Komünizm evrenseldir, milleti değil sınıflı toplumu esas alır… (s.58)
Milliyetçi olmak ile millî varlığın bir parçası olma arasındaki farkı da anlayamadığımız kanaatindeyim… Hedefleri milletin millî hedefleri ile uzlaşmasa da, illegal de olsalar, emperyalizm destekli de olsalar, milletimizin kültür hayatının, Türk kültürünün bir parçasıdırlar. Hainin millîsi, milliyetçisi olmaz, ancak milletin, milliyetçi olmayan, millî duygulara, tutumlara karşı olanı olmuştur, onları yok saymak onları yok etmez. Onlar kişi olarak, yayın organı olarak, örgüt olarak millî değillerdir… (s.59)
Nihal atsız, ‘Kendi kültür mazisini inkâr etmek de hainliktir’ demektedir. Bize göre birlikte yaşadığımız halkların kültür mazileri büyük ölçüde ortak mazidir ve bu maziye birlikte sahip çıkılmalıdır. (s.60)

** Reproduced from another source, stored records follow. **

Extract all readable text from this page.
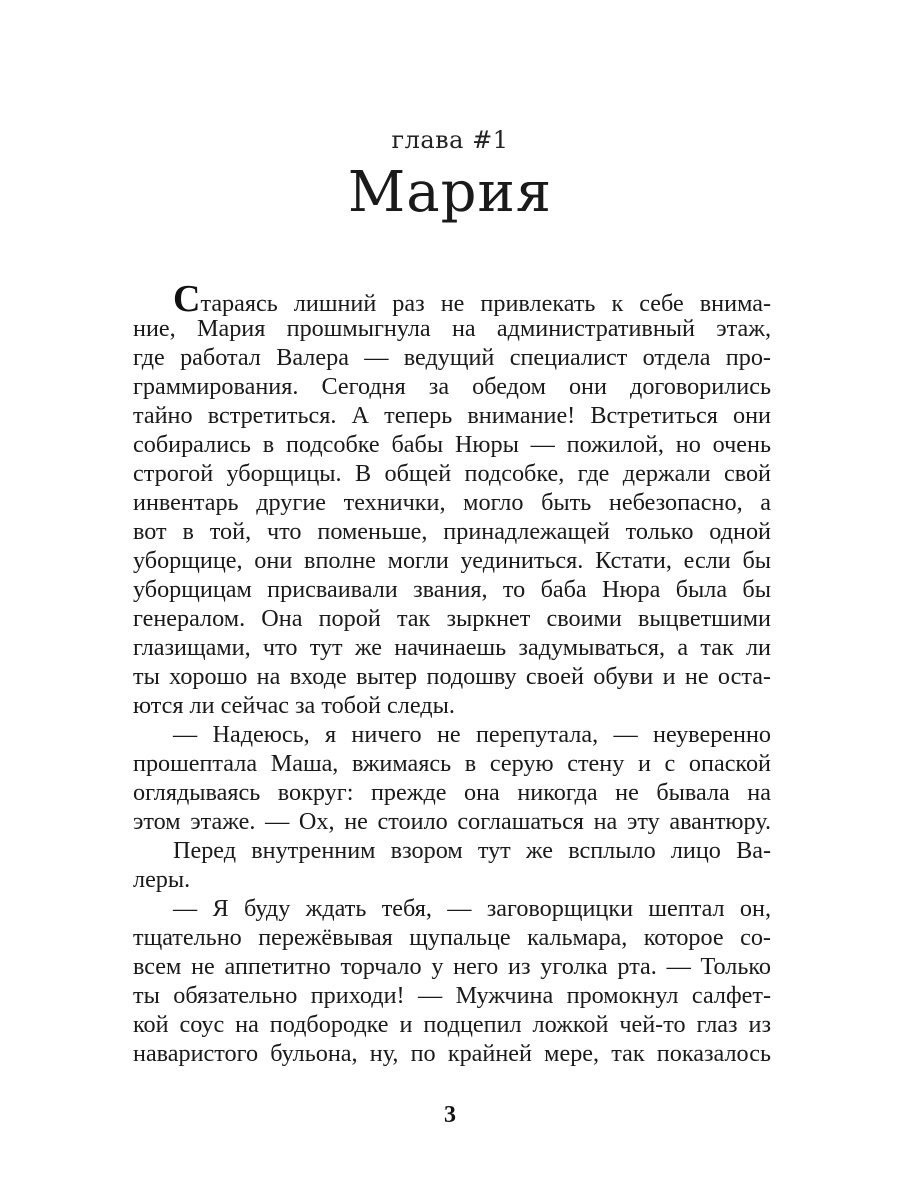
глава #1
Мария
Стараясь лишний раз не привлекать к себе внима-
ние, Мария прошмыгнула на административный этаж,
где работал Валера — ведущий специалист отдела про-
граммирования. Сегодня за обедом они договорились
тайно встретиться. А теперь внимание! Встретиться они
собирались в подсобке бабы Нюры — пожилой, но очень
строгой уборщицы. В общей подсобке, где держали свой
инвентарь другие технички, могло быть небезопасно, а
вот в той, что поменьше, принадлежащей только одной
уборщице, они вполне могли уединиться. Кстати, если бы
уборщицам присваивали звания, то баба Нюра была бы
генералом. Она порой так зыркнет своими выцветшими
глазищами, что тут же начинаешь задумываться, а так ли
ты хорошо на входе вытер подошву своей обуви и не оста-
ются ли сейчас за тобой следы.
— Надеюсь, я ничего не перепутала, — неуверенно
прошептала Маша, вжимаясь в серую стену и с опаской
оглядываясь вокруг: прежде она никогда не бывала на
этом этаже. — Ох, не стоило соглашаться на эту авантюру.
Перед внутренним взором тут же всплыло лицо Ва-
леры.
— Я буду ждать тебя, — заговорщицки шептал он,
тщательно пережёвывая щупальце кальмара, которое со-
всем не аппетитно торчало у него из уголка рта. — Только
ты обязательно приходи! — Мужчина промокнул салфет-
кой соус на подбородке и подцепил ложкой чей-то глаз из
наваристого бульона, ну, по крайней мере, так показалось
3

…Bölücü yayınları alkışlamak, onaylamak başka şeydir, bu yayınların varlığından, mahiyeti, içerik, tiraj vs. konusunda bilgi edinebilmiş olmak farklı bir şeydir… Entel olabilmek sadece entelijans mensubuna has bir alan değildir. (s.61)
…Kapsayıcı milliyetçiliği canlı tutmak, dışlayıcı milliyetçiliğe itibar etmemek gerektiğine inanıyoruz. Türkiye iç savaş da denilebilecek afetten bu anlayışla çıkabilecek ve halkların birliktelikleri bu anlayışla sağlanabilecektir, inancındayız. Bize göre, söz merkezli ifadelere değil, anlam merkezli ifadelere önem verilmelidir. (s.62)
Devam edeceğiz…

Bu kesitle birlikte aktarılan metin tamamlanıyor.